The FDA has slapped a clinical hold on Praxis Precision Medicines’ PRAX-222, a drug aimed at treating early-onset epilepsy and one of the biotech’s three product candidates set to enter clinical-stage development by the end of this year.
Praxis received an email communication from the FDA on April 28 ordering a clinical hold for PRAX-22, an antisense oligonucleotide for SCN2A patients with early-onset seizures, according to an April 28 regulatory filing.
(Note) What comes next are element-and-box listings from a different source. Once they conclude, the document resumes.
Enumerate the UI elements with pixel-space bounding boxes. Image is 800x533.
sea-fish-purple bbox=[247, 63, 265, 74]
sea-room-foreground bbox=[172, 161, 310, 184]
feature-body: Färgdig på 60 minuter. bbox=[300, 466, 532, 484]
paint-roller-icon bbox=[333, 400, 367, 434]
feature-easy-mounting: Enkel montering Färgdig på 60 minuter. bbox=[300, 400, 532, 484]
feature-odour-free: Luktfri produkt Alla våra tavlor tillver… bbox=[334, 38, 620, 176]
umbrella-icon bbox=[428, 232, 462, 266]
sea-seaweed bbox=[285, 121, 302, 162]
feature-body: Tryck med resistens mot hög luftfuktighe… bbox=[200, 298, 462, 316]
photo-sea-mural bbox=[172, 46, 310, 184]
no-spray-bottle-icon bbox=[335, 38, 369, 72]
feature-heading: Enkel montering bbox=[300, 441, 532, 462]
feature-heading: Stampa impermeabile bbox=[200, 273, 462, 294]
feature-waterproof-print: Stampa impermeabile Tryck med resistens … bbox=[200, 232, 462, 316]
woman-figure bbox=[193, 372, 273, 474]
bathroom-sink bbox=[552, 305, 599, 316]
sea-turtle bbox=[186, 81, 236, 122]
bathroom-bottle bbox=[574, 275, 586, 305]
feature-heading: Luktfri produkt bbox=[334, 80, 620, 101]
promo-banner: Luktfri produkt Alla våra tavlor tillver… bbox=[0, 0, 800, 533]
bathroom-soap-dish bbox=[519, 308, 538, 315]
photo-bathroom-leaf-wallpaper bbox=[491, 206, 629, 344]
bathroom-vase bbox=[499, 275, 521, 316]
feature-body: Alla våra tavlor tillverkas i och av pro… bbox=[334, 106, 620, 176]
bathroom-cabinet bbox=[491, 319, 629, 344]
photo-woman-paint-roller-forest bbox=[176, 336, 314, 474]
The FDA hold comes after Praxis filed an investigational new drug application with the agency for the treatment-seeking approval to enter a human study.
Though the reasons for the pause haven’t been released yet, Praxis expects to receive an explanation letter from the FDA within 30 days.
The day before, Praxis posted an update on three of its most advanced epilepsy programs, including PRAX-222, stating that each product was anticipated to enter clinical-stage development by the end of 2022. The other drugs include PRAX-562, which is set to move into phase 2 in groups of children with SCN2A epilepsy, SCN8A epilepsy and tuberous sclerosis complex in the second half of the year. The other leading epilepsy program is PRAX-628, with the expected initiation of a phase 1 in the fourth quarter of 2022 and a phase 2 study in focal epilepsy forecasted for 2023.
Praxis aims to translate genetic underpinnings of brain disorders into precision medicines. In 2020, the Cambridge, Massachusetts-based biotech pulled off a $190 million IPO, upgrading from the $100 million listing it initially sought.
Shares of the small biotech dropped 9% to $7.81 as of 12:28 p.m. ET, compared to $8.20 at open on Friday.